What does this have to do with climate change? The professor believes that only by allowing significant portions of the Earth’s farmland to return to forest do we have a real chance of stabilizing climate and weather patterns. Merely reducing energy consumption—the centerpiece of the proposal Al Gore recently presented to Congress—will at best slow global warming. Allowing forests to regrow where crops are now cultivated, he believes, would reduce carbon dioxide in the atmosphere as least as much as more-efficient energy consumption.

There is another reason to develop indoor farming: exploding population growth. By 2050, demographers estimate there will be an additional 3 billion people (a global total of 9.2 billion). If current farming practices are maintained, extra landmass as large as Brazil would have to be cultivated to feed them.
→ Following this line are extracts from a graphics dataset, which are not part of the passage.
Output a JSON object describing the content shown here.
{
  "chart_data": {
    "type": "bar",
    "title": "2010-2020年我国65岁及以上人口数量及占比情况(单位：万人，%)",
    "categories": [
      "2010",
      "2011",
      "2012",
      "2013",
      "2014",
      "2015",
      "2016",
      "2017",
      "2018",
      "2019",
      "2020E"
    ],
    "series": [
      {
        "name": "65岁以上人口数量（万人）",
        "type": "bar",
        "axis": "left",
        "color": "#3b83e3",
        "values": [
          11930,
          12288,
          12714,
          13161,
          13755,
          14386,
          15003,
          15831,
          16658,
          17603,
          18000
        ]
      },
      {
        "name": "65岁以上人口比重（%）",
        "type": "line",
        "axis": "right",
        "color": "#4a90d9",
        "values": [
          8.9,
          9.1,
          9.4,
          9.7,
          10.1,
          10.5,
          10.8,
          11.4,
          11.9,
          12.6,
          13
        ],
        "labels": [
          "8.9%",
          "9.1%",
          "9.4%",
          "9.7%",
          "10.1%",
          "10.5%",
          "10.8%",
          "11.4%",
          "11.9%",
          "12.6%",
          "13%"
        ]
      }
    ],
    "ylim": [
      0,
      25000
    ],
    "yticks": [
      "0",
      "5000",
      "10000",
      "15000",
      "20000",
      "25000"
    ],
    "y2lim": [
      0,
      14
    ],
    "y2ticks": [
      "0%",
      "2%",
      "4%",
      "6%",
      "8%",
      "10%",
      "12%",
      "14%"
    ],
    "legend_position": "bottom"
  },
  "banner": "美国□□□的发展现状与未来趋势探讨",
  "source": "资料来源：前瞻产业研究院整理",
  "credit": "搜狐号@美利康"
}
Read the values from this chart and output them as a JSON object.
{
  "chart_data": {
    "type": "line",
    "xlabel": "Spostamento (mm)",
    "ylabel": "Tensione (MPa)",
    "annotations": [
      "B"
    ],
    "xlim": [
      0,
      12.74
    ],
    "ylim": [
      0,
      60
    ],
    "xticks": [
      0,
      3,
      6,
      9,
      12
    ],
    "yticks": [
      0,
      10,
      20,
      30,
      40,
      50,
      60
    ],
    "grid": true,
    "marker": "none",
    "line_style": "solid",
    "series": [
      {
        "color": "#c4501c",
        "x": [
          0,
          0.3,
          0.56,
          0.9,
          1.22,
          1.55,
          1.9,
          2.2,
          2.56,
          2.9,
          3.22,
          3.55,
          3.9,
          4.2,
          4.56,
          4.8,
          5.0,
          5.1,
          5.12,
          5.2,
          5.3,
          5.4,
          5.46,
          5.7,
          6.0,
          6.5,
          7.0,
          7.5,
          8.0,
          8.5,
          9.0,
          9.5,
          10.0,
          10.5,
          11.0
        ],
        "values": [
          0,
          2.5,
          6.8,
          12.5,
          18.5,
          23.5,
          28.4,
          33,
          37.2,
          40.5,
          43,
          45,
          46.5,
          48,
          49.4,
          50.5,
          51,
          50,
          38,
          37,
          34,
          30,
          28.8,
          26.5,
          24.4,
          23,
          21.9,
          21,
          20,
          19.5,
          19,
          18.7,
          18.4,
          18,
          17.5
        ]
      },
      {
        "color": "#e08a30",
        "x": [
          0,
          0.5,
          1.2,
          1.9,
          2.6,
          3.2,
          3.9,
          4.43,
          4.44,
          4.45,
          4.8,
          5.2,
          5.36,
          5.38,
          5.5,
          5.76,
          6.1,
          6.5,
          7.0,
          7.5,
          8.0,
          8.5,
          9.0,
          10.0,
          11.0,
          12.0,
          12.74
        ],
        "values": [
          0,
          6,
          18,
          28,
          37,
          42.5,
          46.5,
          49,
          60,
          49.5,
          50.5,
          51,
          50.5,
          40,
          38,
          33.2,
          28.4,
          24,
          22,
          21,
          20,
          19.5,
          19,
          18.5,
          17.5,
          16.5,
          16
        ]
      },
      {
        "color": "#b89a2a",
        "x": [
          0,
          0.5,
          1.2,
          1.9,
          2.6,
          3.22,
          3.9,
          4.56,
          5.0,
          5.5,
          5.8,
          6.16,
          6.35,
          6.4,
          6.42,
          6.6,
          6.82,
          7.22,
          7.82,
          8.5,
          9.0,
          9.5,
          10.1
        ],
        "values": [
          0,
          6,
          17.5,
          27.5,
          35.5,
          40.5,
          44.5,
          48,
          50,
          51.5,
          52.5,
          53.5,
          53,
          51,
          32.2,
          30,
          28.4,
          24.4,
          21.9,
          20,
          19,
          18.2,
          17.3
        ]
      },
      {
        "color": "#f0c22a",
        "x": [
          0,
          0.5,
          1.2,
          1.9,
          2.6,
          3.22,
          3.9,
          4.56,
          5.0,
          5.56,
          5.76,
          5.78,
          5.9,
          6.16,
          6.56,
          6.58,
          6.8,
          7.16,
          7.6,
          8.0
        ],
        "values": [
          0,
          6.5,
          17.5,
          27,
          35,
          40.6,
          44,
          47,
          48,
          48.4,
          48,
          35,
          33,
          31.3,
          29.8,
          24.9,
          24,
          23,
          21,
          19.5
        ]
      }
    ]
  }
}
Yet nearly all the land that can produce food is already being farmed—even without accounting for the possibility of losing more to rising sea levels and climate change (which could turn arable land into dust bowls).

Depending on the crops being grown, a single vertical farm could allow thousands of farmland acres to be permanently reforested. For the moment, these calculations remain highly speculative, but a real-life example offers a clue: After a strawberry farm in Florida was wiped out by Hurricane Andrew, the owners built a hydroponic farm. By growing strawberries indoors and stacking layers on top of each other, they now produce on one acre of land what used to require 30 acres.

Why build vertical farms in cities? Growing crops in a controlled environment has benefits: no animals to transfer disease through untreated waste; no massive crop failures as a result of weather-related disasters; less likelihood of genetically modified “rogue” strains entering the “natural” plant world. All food could be grown organically, without herbicides, pesticides, or fertilizers, eliminating agricultural runoff. And 80 percent of the world’s population will be living in urban areas by 2050. Cities already have the density and infrastructure needed to support vertical farms, and super-green skyscrapers could supply not just food but energy, creating a truly self-sustaining environment.

Like the Biosphere 2 project in Arizona, a real vertical farm will probably require a utopian philanthropist with deep pockets. In the eighties, Edward Bass spent $200 million of his own money to construct the Biosphere. A smaller and less complex vertical farm would probably cost that much to build today and could be funded by someone from a country where arable land is already in short supply, such as Japan, Iceland, or more likely Dubai. Despommier is convinced the first vertical farm will exist within fifteen years—and the irony is, oil money could very well build it.